Het vonnis waarvan beroep
Het vonnis waarvan beroep kan niet in stand blijven omdat het hof zich daarmee niet verenigt.
Vrijspraak
Naar het oordeel van het hof is op grond van het onderzoek ter terechtzitting in hoger beroep niet overtuigend bewezen hetgeen aan de verdachte is tenlastegelegd, zodat de verdachte daarvan behoort te worden vrijgesproken.
Vordering tot schadevergoeding
In het onderhavige strafproces heeft [benadeelde partij] zich als benadeelde partij gevoegd en een vordering ingediend tot vergoeding van geleden materiële en immateriële schade als gevolg van het aan de verdachte tenlastegelegde tot een bedrag van EUR 2.044,20.

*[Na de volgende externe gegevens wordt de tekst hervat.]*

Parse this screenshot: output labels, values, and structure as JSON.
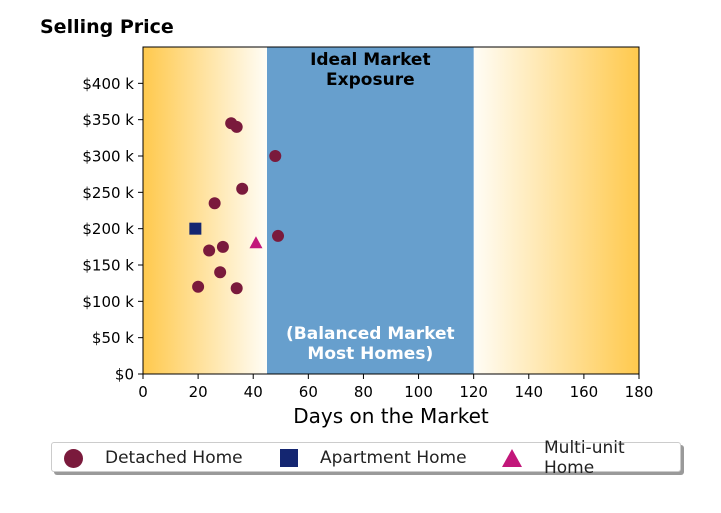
{
  "chart_data": {
    "type": "scatter",
    "title": "Selling Price",
    "xlabel": "Days on the Market",
    "ylabel": "",
    "xlim": [
      0,
      180
    ],
    "ylim": [
      0,
      450000
    ],
    "x_ticks": [
      0,
      20,
      40,
      60,
      80,
      100,
      120,
      140,
      160,
      180
    ],
    "x_tick_labels": [
      "0",
      "20",
      "40",
      "60",
      "80",
      "100",
      "120",
      "140",
      "160",
      "180"
    ],
    "y_ticks": [
      0,
      50000,
      100000,
      150000,
      200000,
      250000,
      300000,
      350000,
      400000
    ],
    "y_tick_labels": [
      "$0",
      "$50 k",
      "$100 k",
      "$150 k",
      "$200 k",
      "$250 k",
      "$300 k",
      "$350 k",
      "$400 k"
    ],
    "grid": false,
    "background_gradient_colors": [
      "#ffc94d",
      "#fffdf6"
    ],
    "ideal_band": {
      "x_range": [
        45,
        120
      ],
      "color": "#679fcd",
      "top_label": [
        "Ideal Market",
        "Exposure"
      ],
      "bottom_label": [
        "(Balanced Market",
        "Most Homes)"
      ]
    },
    "series": [
      {
        "name": "Detached Home",
        "marker": "circle",
        "color": "#7a1a3c",
        "x": [
          32,
          34,
          48,
          36,
          26,
          49,
          29,
          24,
          28,
          20,
          34
        ],
        "y": [
          345000,
          340000,
          300000,
          255000,
          235000,
          190000,
          175000,
          170000,
          140000,
          120000,
          118000
        ]
      },
      {
        "name": "Apartment Home",
        "marker": "square",
        "color": "#142671",
        "x": [
          19
        ],
        "y": [
          200000
        ]
      },
      {
        "name": "Multi-unit Home",
        "marker": "triangle",
        "color": "#c2177a",
        "x": [
          41
        ],
        "y": [
          180000
        ]
      }
    ],
    "legend_position": "bottom"
  }
}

In hoger beroep is deze vordering aan de orde tot het in eerste aanleg toegewezen bedrag van EUR 1.294,20.
De advocaat-generaal heeft in dezen geconcludeerd tot niet-ontvankelijkverklaring van de benadeelde partij in zijn vordering.
Nu de verdachte terzake van het tenlastegelegde wordt vrijgesproken, dient de benadeelde partij niet-ontvankelijk te worden verklaard in zijn vordering tot vergoeding van de als gevolg daarvan geleden schade.
Nu door of namens de verdachte niet is gesteld dat deze met het oog op zijn verdediging tegen de vordering tot schadevergoeding van de benadeelde partij kosten heeft gemaakt, kan een kostenveroordeling achterwege blijven.
BESLISSING
Het hof:
Vernietigt het vonnis waarvan beroep en doet opnieuw recht.
Verklaart niet bewezen dat de verdachte het primair en subsidiair tenlastegelegde heeft begaan en spreekt de verdachte daarvan vrij.
Verklaart de benadeelde partij [benadeelde partij] niet-ontvankelijk in zijn vordering.
Bepaalt dat de benadeelde partij, nu hij niet-ontvankelijk is in zijn vordering tot schadevergoeding, deze vordering bij de burgerlijke rechter kan aanbrengen.
Dit arrest is gewezen door mr. A.S.M. Horstink,
mr. N. Schaar en mr. J.M. Huijgen, in bijzijn van de griffier mr. I. Appel.
Het is uitgesproken op de openbare terechtzitting van het hof van 19 april 2007.